L’éclosion des start-up, une opportunité de carrière supplémentaire pour les actuaires ? Christelle Dieudonné, actuaire certifiée IA en charge de la Practice Insurance and Financial Services au Groupe Aliotts Executive, en est convaincue. « Les jeunes actuaires ne sont pas les seuls concernés. Un profil senior fort d’une expérience professionnelle dans des entreprises d’assurances établies possède une bonne compréhension des enjeux business et de leurs impacts opérationnels en termes de gestion des risques. Il peut apporter une réelle valeur à une start-up. La rémunération de ces profils seniors peut constituer un point bloquant, ces structures en devenir ayant rarement les ressources pour intégrer ce type de collaborateurs. Une construction innovante du package de la rémunération (participation au capital, Long Term Incentive Plan) et de la relation contractuelle peut être un élément de réponse pour les intégrer. » Les grands groupes font toujours recette chez les jeunes actuaires. Mais les start-up ont des arguments percutants pour les séduire. « Il y a un virage actuariel qui est en train de se produire en termes de choix de carrière, d’intérêt. Les jeunes générations que je côtoie veulent avoir un impact sur la société dans laquelle elles travaillent. Les assurtechs sont une réelle opportunité pour les actuaires d’endosser le rôle de créatifs en même temps que celui de techniciens », juge Aurélien Couloumy, actuaire certifié IA, dirigeant de la société Agorisk et maître de conférences associé à l’Institut de science financière et d’assurances (Isfa).
Être au cœur du changement
Chef d’entreprise, c’est le pari d’Alexandre Hassler, actuaire associé IA. Il a fondé Lyon Re, un nouveau service d’assurance qui combine l’intelligence artificielle et la blockchain. Une entreprise née après une réflexion sur le modèle assurantiel : « Aujourd’hui on constate qu’il y a une augmentation croissante des risques avec notamment les changements climatiques et les évolutions socio-économiques. En tant qu’actuaires, nous avons la responsabilité de tester des alternatives pour résoudre ces problématiques. » Être au cœur du changement de l’assurance, c’est également la motivation de Fabrice Staad pour quitter son poste de directeur vie chez Generali et rejoindre l’équipe d’Alan, une assurance santé digitale lancée en octobre 2016, en tant que VP Actuary and Insurance Products. « Participer à la création d’une société d’assurance alors qu’on travaille dans le milieu depuis dix ans, c’est extrêmement excitant. J’avais en moi cette envie d’entreprendre mais pas forcément les outils pour le faire », analyse-t-il.

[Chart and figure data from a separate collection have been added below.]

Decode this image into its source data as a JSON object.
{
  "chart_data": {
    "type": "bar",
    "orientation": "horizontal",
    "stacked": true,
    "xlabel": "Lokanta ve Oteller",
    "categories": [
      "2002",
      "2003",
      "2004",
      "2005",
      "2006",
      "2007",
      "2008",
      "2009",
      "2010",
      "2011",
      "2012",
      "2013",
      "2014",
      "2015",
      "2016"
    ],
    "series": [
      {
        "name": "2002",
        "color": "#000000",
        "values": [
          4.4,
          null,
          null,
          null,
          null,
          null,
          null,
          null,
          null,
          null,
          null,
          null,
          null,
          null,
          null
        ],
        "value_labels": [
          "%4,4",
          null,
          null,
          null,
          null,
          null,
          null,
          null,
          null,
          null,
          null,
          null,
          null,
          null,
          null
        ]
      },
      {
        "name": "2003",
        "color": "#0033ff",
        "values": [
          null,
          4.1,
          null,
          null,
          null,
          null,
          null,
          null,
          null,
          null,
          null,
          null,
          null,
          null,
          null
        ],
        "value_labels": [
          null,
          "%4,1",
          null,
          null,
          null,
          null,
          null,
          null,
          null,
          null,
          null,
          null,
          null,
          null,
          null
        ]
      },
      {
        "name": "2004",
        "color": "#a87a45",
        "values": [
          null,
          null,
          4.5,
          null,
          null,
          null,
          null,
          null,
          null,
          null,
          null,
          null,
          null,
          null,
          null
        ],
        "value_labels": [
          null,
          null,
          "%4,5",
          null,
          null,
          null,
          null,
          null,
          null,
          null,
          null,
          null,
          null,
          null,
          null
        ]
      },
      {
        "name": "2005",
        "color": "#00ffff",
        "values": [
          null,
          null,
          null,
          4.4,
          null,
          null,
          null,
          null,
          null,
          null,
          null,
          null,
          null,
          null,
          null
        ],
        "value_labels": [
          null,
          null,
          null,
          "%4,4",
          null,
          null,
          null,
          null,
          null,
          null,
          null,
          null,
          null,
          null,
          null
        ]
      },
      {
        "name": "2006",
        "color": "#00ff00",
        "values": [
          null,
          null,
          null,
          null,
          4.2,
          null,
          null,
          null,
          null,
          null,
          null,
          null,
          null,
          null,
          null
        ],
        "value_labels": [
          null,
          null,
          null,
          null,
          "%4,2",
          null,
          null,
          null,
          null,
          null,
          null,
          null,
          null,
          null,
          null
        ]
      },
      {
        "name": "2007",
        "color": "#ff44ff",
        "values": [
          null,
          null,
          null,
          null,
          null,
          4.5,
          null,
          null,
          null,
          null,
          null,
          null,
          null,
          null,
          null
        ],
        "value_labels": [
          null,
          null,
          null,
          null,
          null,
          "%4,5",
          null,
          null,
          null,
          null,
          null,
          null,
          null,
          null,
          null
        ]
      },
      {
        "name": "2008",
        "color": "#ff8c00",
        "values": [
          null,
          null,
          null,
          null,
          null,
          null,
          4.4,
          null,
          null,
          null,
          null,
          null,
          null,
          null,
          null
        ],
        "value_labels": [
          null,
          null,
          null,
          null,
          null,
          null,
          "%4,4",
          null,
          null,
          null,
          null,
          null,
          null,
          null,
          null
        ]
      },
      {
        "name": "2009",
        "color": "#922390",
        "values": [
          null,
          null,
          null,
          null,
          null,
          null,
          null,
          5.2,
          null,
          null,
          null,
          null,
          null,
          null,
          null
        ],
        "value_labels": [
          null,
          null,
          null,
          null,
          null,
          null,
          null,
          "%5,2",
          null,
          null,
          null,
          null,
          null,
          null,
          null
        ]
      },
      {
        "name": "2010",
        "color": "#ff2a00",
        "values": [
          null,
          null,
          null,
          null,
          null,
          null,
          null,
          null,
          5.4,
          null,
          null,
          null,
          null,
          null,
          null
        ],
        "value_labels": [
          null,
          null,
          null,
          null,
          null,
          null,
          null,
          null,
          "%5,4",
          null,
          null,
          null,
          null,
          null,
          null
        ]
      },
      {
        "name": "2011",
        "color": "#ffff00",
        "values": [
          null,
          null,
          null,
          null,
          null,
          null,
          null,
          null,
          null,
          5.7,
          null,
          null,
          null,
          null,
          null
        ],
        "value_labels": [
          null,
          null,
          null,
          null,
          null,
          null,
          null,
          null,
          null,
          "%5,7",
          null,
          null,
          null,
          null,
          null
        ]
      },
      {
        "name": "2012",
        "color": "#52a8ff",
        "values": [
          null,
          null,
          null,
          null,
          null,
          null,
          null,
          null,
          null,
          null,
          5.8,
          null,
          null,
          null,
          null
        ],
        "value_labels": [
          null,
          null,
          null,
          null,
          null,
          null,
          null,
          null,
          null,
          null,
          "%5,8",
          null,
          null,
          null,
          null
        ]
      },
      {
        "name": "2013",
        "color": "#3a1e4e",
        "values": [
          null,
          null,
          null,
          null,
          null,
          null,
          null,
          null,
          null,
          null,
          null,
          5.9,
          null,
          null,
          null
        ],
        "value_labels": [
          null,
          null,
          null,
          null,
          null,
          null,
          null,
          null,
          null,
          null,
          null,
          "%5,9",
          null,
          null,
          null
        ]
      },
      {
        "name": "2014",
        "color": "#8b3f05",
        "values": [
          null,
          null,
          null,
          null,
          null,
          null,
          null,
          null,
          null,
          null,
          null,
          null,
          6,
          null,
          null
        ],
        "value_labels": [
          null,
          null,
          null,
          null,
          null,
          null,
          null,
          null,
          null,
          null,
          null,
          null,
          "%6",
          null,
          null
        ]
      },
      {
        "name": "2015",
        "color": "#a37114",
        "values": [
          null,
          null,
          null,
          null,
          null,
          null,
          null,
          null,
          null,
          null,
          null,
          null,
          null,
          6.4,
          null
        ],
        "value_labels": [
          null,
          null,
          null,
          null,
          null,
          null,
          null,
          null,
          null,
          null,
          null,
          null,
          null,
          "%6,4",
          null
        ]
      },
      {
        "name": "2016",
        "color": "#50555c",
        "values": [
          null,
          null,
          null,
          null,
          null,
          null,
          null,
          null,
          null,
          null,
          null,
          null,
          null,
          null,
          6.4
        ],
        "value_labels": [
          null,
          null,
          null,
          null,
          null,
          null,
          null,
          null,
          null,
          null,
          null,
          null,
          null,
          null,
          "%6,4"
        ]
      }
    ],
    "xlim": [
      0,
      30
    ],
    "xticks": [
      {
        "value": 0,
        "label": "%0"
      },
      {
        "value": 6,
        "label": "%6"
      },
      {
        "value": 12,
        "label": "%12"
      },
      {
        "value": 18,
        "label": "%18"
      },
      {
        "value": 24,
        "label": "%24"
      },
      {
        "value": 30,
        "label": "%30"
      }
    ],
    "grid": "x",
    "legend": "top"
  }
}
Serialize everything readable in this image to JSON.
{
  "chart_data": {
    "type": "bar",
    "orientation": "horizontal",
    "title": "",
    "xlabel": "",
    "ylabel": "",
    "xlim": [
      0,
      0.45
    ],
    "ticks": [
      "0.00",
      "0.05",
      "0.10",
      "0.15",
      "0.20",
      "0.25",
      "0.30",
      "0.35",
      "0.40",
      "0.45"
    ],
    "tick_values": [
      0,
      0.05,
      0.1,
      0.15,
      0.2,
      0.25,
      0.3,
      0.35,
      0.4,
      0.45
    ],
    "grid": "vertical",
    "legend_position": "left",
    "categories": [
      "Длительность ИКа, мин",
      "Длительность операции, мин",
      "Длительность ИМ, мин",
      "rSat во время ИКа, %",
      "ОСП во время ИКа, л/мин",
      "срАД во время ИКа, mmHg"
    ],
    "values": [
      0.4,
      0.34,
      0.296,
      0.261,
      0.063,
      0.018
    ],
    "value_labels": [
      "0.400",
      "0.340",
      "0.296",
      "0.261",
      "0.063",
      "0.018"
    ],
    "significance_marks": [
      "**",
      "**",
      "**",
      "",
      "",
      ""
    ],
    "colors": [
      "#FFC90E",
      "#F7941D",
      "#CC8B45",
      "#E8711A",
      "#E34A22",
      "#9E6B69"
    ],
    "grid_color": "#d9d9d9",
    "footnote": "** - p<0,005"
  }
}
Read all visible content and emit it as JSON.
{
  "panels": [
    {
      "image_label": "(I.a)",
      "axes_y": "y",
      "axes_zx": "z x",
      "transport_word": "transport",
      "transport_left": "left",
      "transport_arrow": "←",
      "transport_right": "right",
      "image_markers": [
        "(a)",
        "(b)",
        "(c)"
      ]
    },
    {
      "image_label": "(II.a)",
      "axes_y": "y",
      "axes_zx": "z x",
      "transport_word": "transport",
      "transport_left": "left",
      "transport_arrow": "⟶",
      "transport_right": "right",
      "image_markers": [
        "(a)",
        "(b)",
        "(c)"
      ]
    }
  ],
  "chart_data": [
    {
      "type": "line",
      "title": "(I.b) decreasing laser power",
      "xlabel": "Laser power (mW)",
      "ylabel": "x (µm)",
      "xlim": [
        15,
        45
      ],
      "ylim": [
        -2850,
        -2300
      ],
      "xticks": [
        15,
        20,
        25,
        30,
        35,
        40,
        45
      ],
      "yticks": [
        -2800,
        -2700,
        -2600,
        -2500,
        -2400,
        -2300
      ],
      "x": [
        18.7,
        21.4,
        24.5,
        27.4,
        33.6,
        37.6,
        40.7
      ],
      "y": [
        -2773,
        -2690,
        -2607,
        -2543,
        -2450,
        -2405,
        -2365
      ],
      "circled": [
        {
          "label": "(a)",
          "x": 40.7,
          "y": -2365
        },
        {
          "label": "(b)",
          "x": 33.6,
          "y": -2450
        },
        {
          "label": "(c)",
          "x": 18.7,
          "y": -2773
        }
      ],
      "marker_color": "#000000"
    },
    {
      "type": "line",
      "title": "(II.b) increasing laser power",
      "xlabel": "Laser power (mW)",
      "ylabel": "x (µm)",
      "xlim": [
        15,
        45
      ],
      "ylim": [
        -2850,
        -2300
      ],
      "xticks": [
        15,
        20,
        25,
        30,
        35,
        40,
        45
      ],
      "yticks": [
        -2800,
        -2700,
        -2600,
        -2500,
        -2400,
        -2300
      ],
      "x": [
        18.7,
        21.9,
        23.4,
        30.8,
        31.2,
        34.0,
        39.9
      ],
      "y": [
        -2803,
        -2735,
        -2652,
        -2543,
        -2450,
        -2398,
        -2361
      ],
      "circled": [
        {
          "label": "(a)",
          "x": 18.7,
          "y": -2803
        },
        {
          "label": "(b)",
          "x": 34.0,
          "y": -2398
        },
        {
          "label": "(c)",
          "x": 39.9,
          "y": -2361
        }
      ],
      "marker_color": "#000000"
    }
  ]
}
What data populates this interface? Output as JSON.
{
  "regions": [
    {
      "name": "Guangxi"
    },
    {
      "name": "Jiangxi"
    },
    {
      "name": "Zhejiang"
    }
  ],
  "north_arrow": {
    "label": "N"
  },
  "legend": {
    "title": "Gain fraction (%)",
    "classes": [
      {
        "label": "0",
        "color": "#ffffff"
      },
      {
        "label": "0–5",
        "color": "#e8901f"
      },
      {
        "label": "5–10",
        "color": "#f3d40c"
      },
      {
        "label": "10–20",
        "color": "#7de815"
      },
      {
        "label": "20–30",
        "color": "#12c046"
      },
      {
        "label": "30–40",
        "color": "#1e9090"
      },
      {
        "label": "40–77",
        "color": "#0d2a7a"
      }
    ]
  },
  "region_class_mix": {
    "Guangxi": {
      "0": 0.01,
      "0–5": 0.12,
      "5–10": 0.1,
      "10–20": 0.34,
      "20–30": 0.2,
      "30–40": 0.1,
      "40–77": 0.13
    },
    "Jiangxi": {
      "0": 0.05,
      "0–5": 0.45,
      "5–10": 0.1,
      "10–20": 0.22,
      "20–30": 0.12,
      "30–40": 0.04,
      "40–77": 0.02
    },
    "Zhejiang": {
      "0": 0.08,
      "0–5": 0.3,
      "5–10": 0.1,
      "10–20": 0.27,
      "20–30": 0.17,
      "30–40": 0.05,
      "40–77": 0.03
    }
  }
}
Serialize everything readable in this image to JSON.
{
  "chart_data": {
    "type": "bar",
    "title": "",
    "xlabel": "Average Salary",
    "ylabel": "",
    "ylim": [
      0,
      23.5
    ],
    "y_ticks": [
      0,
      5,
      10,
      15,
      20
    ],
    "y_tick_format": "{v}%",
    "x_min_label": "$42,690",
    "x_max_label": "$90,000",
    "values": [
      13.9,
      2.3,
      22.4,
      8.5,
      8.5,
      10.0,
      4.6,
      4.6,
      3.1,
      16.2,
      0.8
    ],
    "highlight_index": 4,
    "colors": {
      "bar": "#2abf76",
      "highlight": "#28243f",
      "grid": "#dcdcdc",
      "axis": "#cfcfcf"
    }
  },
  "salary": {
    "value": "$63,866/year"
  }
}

Composer avec l’absence de données
Quitter un grand groupe pour intégrer une start-up, une occasion de renouer avec les réalités concrètes du métier d’actuaire. « Lorsque j’étais responsable de la tarification IARD d’un assureur mutualiste, je supervisais les choses, présentais les résultats des travaux aux instances dirigeantes. Aujourd’hui je fabrique à nouveau. J’avais besoin de retrouver le challenge intellectuel de me frotter aux sujets et de les faire avancer directement », indique Guillaume Serdeczny, responsable de la tarification pour une assurtech suisse. Un contact avec la matière qui se double d’un défi : l’absence de données. « Je n’ai pas accès à des données de sinistralité et cela oblige à adopter une approche un peu originale. Il faut aller chercher des données open data, de marché, interviewer des experts et empiler les hypothèses en essayant de maîtriser le niveau de fiabilité qui ressortira à la fin », explique Guillaume Serdeczny. Une appétence pour les sujets d’innovation et une aptitude à la polyvalence sont les clés pour réussir à s’intégrer dans une start-up. « Je continue à faire de l’actuariat traditionnel avec du coût moyen fréquence mais je développe aussi des modèles de data science, je m’occupe un peu de la comptabilité, du budget et du marketing », souligne Marie Huyghues-Beaufond, actuaire certifiée IA, responsable de l’actuariat et de la datascience au sein de Moonshot-Internet. Dans une start-up, pas de tour d’ivoire. Pluridisciplinaire, l’actuaire doit faire le pont entre les différents services. Mais également accepter que l’univers des start-up soit compliqué : l’intégrer est un risque et la réussite n’est pas toujours au rendez-vous.